O resultado ganha ainda mais importância depois das recentes preocupações sobre os custos e o financiamento da expansão da infraestrutura de IA. Qualquer sinal de desaceleração na demanda por chips ou de pressão sobre as margens pode afetar não apenas a Nvidia, mas também o sentimento em todo o setor de tecnologia.
Os futuros do S&P 500 recuavam 0,2%, enquanto os contratos ligados ao Nasdaq caíam 0,6%. Na Ásia, as perdas foram mais amplas, com destaque para o setor de tecnologia. As ações da Alibaba despencaram cerca de 8,5% em Hong Kong depois que a companhia lançou uma oferta de ações de US$ 10,2 bilhões, reacendendo dúvidas sobre o retorno dos investimentos bilionários em inteligência artificial.
Na Coreia do Sul, a pressão também foi forte. Samsung Electronics caiu mais de 8% após anunciar um plano de retorno aos acionistas de US$ 79 bilhões, considerado insuficiente por investidores que esperavam uma parcela maior do caixa gerado pelo crescimento relacionado à IA.
A política monetária americana também estará no centro das atenções nesta semana. O presidente do Federal Reserve, Kevin Warsh, falará na sexta-feira durante o simpósio de Jackson Hole, evento tradicionalmente acompanhado de perto pelos mercados em busca de sinais sobre os próximos passos do banco central.
Os investidores, porém, não esperam necessariamente uma orientação clara sobre os juros. Warsh é conhecido por evitar compromissos antecipados com decisões futuras, e analistas avaliam que seu discurso pode se concentrar mais em mudanças estruturais na atuação do Fed, especialmente na redução do balanço patrimonial.
Atualmente, os mercados atribuem cerca de 40% de probabilidade a uma alta de juros em setembro e já precificam completamente uma elevação até dezembro. Os dados de inflação americana divulgados ao longo da semana podem alterar essas expectativas, principalmente se mostrarem uma persistência maior da inflação subjacente.
Enquanto isso, o mercado de títulos continua sendo um ponto de preocupação. O programa de recompra anunciado pelo Tesouro americano na semana passada ainda não conseguiu reverter de forma significativa a pressão sobre os juros de longo prazo. O rendimento dos Treasuries de 30 anos estava em 5,2487%, próximo do pico de 19 anos de 5,3371% registrado recentemente.
No câmbio, a tensão comercial entre Estados Unidos e Canadá colocou o dólar canadense novamente sob pressão. O dólar americano avançava 0,5% contra a moeda canadense, para 1,3832, depois que o primeiro-ministro Mark Carney afirmou que o Canadá responderá às tarifas americanas com novas medidas comerciais.
O Canadá pretende impor tarifas sobre produtos americanos como aço, laticínios, eletrodomésticos, equipamentos agrícolas, papel e celulose e eletrônicos.

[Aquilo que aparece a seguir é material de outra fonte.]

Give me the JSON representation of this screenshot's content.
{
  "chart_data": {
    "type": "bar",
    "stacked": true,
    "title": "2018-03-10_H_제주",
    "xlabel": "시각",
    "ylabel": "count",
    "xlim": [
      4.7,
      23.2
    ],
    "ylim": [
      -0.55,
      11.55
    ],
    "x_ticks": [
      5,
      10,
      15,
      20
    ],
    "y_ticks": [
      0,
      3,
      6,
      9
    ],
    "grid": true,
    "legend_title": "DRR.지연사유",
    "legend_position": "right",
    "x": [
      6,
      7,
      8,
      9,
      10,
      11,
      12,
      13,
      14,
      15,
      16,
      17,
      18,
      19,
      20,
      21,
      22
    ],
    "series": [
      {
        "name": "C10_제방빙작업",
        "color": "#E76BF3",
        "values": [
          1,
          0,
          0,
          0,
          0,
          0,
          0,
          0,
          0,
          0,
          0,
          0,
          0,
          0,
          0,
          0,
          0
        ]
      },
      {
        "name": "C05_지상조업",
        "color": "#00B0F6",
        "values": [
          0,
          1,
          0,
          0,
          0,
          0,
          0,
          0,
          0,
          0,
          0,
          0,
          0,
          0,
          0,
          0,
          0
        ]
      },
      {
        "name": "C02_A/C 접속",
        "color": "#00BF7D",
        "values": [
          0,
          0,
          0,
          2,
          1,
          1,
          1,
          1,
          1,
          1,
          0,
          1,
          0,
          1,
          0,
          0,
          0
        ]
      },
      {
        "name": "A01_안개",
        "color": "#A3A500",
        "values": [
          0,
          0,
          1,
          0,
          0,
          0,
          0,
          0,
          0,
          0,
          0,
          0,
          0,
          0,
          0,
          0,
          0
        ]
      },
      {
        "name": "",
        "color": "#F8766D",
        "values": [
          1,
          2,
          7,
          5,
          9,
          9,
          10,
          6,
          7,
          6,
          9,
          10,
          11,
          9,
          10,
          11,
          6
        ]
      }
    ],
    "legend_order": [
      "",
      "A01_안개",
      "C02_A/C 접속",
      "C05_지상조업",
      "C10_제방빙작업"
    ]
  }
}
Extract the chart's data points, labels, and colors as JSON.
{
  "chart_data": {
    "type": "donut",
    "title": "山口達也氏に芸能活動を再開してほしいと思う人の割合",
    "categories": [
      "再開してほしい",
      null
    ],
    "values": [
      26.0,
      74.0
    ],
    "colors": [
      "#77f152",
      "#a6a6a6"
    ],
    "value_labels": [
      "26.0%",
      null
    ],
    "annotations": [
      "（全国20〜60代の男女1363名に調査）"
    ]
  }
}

A possibilidade de uma escalada comercial adiciona mais uma fonte de incerteza a um mercado que já acompanha de perto inflação, juros e conflitos geopolíticos.
O dólar americano, por sua vez, subia 0,2%, enquanto o euro recuava 0,1%, para US$ 1,1665. O ouro continuava avançando e atingia US$ 4.643 por onça, acumulando uma valorização de aproximadamente 15% no mês. A busca pelo metal reforça o movimento de investidores em direção a ativos considerados mais seguros diante das incertezas fiscais, monetárias e geopolíticas.
A semana, portanto, começa com vários fatores capazes de mudar rapidamente o humor dos mercados. As sanções contra o Irã, o comportamento dos juros americanos, o discurso de Warsh e, principalmente, o balanço da Nvidia estarão no centro das decisões dos investidores nos próximos dias.